The two distinctly different behaviors have also been observed in experiments that use similar laminate configurations but different types of materials for matrix constituents. According to the experiments conducted by Spearing et al. [41], T300/914C laminates subjected to high-fatigue cyclic loading shows long extension of transverse cracks, which are almost negligible in AS4/PEEK laminates observed by Wang et al. [43]. Figure 17b shows the typical fatigue crack growth rate curves for T300/914C and AS4/PEEK composite systems. The curves are generated by assuming that the fatigue crack propagation follows the Paris law with parameters calibrated using double cantilever beam and end notch flexure tests [44, 45]. The switch between mode I and mode II fatigue sensitivity observed for the thermoset and thermoplastic systems and the experimentally observed damage propagation behavior are qualitatively in agreement with the trends shown in the parametric study.

4 Conclusion

This study proposed a new computational framework based on multiscale discrete damage theory (MDDT) for fatigue failure prediction of laminated composite structures. The MDDT model offers reduced-order homogenized representation of microscale fracture events along the discrete failure paths within which progressive fatigue loading induced failure occurs. Mesh-size objectivity is attained by adjusting microstructure size in an effective manner with respect to macroscopic element size. The MDDT model is integrated with temporal multiscale modeling and an adaptive time step selection strategy to achieve high computational efficiency. Our investigations indicate that energy regularization based on element size could be ineffective for fatigue damage accumulation unless specific forms of fatigue damage evolution laws are considered. In particular, fatigue damage laws (a) must include softening behavior (to eliminate stress state singularities at the crack tip) and (b) must dissipate fatigue fracture energy in the softening regime (for effective energy regularization).
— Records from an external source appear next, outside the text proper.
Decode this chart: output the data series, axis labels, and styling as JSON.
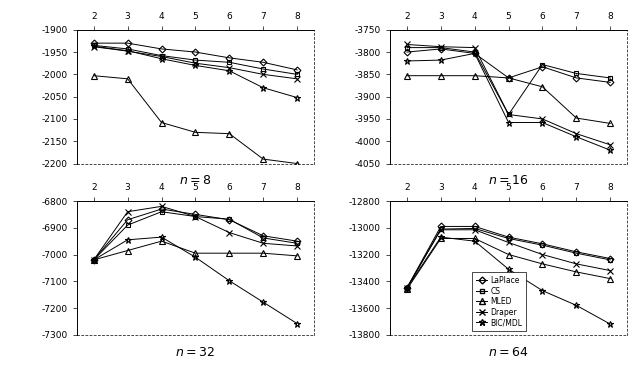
{
  "x": [
    2,
    3,
    4,
    5,
    6,
    7,
    8
  ],
  "panels": [
    {
      "title": "8",
      "ylim": [
        -2200,
        -1900
      ],
      "yticks": [
        -2200,
        -2150,
        -2100,
        -2050,
        -2000,
        -1950,
        -1900
      ],
      "series": {
        "LaPlace": [
          -1930,
          -1930,
          -1943,
          -1950,
          -1963,
          -1973,
          -1990
        ],
        "CS": [
          -1935,
          -1943,
          -1958,
          -1968,
          -1973,
          -1988,
          -2000
        ],
        "MLED": [
          -2003,
          -2010,
          -2108,
          -2130,
          -2133,
          -2190,
          -2200
        ],
        "Draper": [
          -1938,
          -1948,
          -1960,
          -1975,
          -1985,
          -2000,
          -2010
        ],
        "BIC_MDL": [
          -1937,
          -1947,
          -1965,
          -1980,
          -1992,
          -2030,
          -2052
        ]
      }
    },
    {
      "title": "16",
      "ylim": [
        -4050,
        -3750
      ],
      "yticks": [
        -4050,
        -4000,
        -3950,
        -3900,
        -3850,
        -3800,
        -3750
      ],
      "series": {
        "LaPlace": [
          -3800,
          -3793,
          -3803,
          -3858,
          -3833,
          -3858,
          -3868
        ],
        "CS": [
          -3790,
          -3790,
          -3800,
          -3940,
          -3828,
          -3848,
          -3858
        ],
        "MLED": [
          -3853,
          -3853,
          -3853,
          -3858,
          -3878,
          -3948,
          -3960
        ],
        "Draper": [
          -3783,
          -3788,
          -3790,
          -3940,
          -3950,
          -3983,
          -4008
        ],
        "BIC_MDL": [
          -3820,
          -3818,
          -3803,
          -3958,
          -3958,
          -3990,
          -4020
        ]
      }
    },
    {
      "title": "32",
      "ylim": [
        -7300,
        -6800
      ],
      "yticks": [
        -7300,
        -7200,
        -7100,
        -7000,
        -6900,
        -6800
      ],
      "series": {
        "LaPlace": [
          -7020,
          -6870,
          -6830,
          -6850,
          -6870,
          -6930,
          -6950
        ],
        "CS": [
          -7020,
          -6890,
          -6840,
          -6858,
          -6868,
          -6938,
          -6958
        ],
        "MLED": [
          -7020,
          -6985,
          -6950,
          -6995,
          -6995,
          -6995,
          -7005
        ],
        "Draper": [
          -7020,
          -6840,
          -6820,
          -6858,
          -6918,
          -6958,
          -6968
        ],
        "BIC_MDL": [
          -7020,
          -6945,
          -6935,
          -7010,
          -7098,
          -7178,
          -7258
        ]
      }
    },
    {
      "title": "64",
      "ylim": [
        -13800,
        -12800
      ],
      "yticks": [
        -13800,
        -13600,
        -13400,
        -13200,
        -13000,
        -12800
      ],
      "series": {
        "LaPlace": [
          -13450,
          -12990,
          -12990,
          -13070,
          -13120,
          -13180,
          -13230
        ],
        "CS": [
          -13450,
          -13010,
          -13005,
          -13080,
          -13130,
          -13190,
          -13240
        ],
        "MLED": [
          -13460,
          -13080,
          -13080,
          -13200,
          -13270,
          -13330,
          -13380
        ],
        "Draper": [
          -13450,
          -13015,
          -13015,
          -13110,
          -13200,
          -13270,
          -13320
        ],
        "BIC_MDL": [
          -13450,
          -13070,
          -13100,
          -13310,
          -13470,
          -13580,
          -13720
        ]
      }
    }
  ],
  "series_keys": [
    "LaPlace",
    "CS",
    "MLED",
    "Draper",
    "BIC_MDL"
  ],
  "markers": {
    "LaPlace": "D",
    "CS": "s",
    "MLED": "^",
    "Draper": "x",
    "BIC_MDL": "*"
  },
  "markersizes": {
    "LaPlace": 3.5,
    "CS": 3.5,
    "MLED": 4.0,
    "Draper": 4.5,
    "BIC_MDL": 5.0
  },
  "legend_labels": [
    "LaPlace",
    "CS",
    "MLED",
    "Draper",
    "BIC/MDL"
  ]
}
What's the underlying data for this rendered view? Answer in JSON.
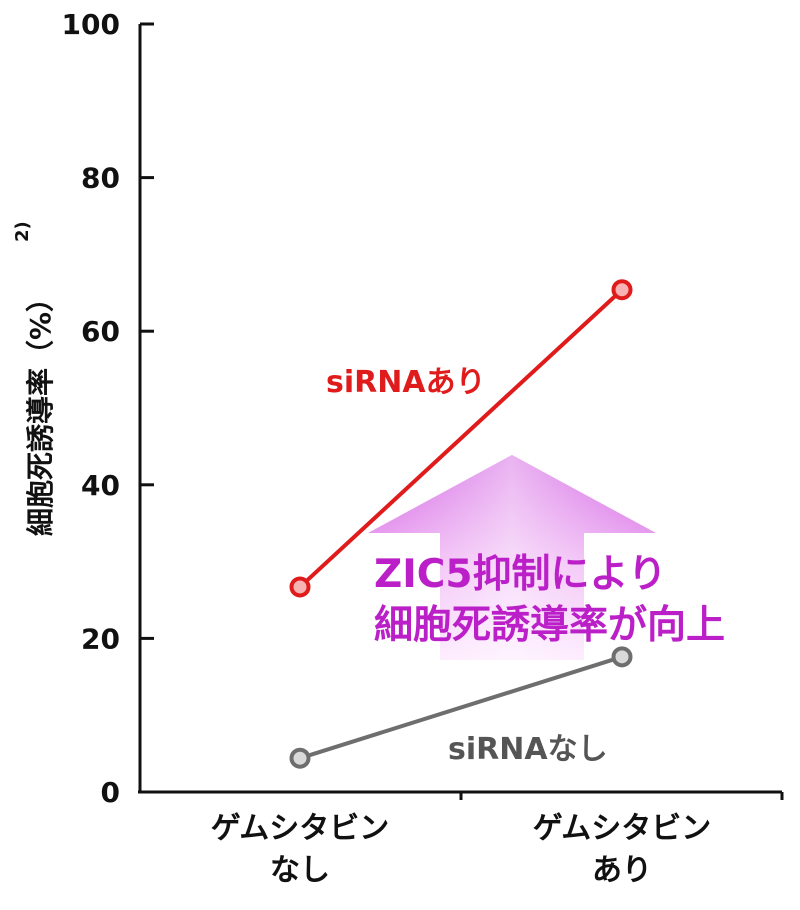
{
  "chart_data": {
    "type": "line",
    "categories": [
      [
        "ゲムシタビン",
        "なし"
      ],
      [
        "ゲムシタビン",
        "あり"
      ]
    ],
    "ylabel": "細胞死誘導率（%）",
    "ylabel_superscript": "2)",
    "ylim": [
      0,
      100
    ],
    "yticks": [
      0,
      20,
      40,
      60,
      80,
      100
    ],
    "grid": false,
    "series": [
      {
        "name": "siRNAあり",
        "values": [
          26.7,
          65.4
        ],
        "color": "#e01b1b",
        "marker_fill": "#f7b3b3"
      },
      {
        "name": "siRNAなし",
        "values": [
          4.4,
          17.6
        ],
        "color": "#6e6e6e",
        "marker_fill": "#d9d9d9"
      }
    ],
    "annotation": {
      "lines": [
        "ZIC5抑制により",
        "細胞死誘導率が向上"
      ],
      "color": "#bb1fc8",
      "arrow_color": "#cf55e0",
      "arrow": "up"
    }
  }
}
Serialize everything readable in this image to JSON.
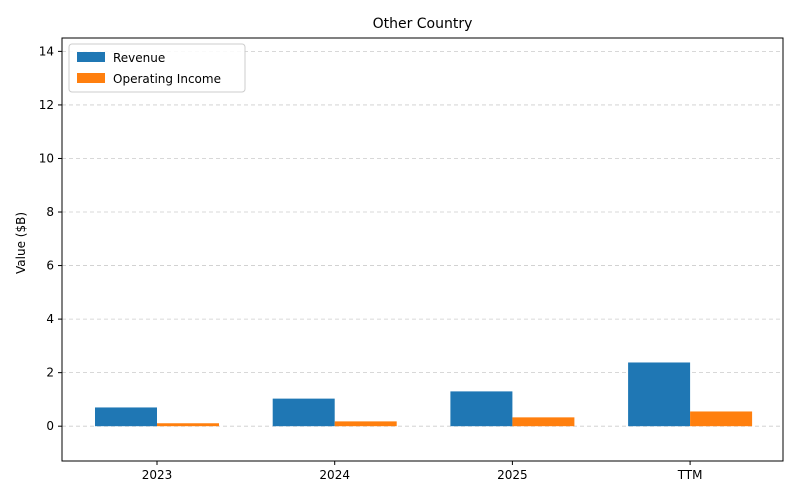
{
  "chart_data": {
    "type": "bar",
    "title": "Other Country",
    "xlabel": "",
    "ylabel": "Value ($B)",
    "categories": [
      "2023",
      "2024",
      "2025",
      "TTM"
    ],
    "series": [
      {
        "name": "Revenue",
        "color": "#1f77b4",
        "values": [
          0.7,
          1.03,
          1.3,
          2.38
        ]
      },
      {
        "name": "Operating Income",
        "color": "#ff7f0e",
        "values": [
          0.11,
          0.18,
          0.33,
          0.55
        ]
      }
    ],
    "ylim": [
      -1.3,
      14.5
    ],
    "yticks": [
      0,
      2,
      4,
      6,
      8,
      10,
      12,
      14
    ],
    "grid": true,
    "legend_position": "top-left"
  }
}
Numerical verification studies performed on open-hole laminate configurations subjected to high-fatigue tensile loading indicate the proposed multiscale model is mesh-size insensitive in terms of damage growth, crack propagation as well as specimen stiffness evolution. For cross-ply laminates, simultaneous growth of splitting, delamination and transverse matrix cracks, their distribution and growing patterns predicted by the proposed model agree well with experimental results. Furthermore, differences between the fatigue damage growth patterns observed in some thermoset and thermoplastic resins can be explained based on the relative fatigue resistances against mode I and mode II fatigue crack growth.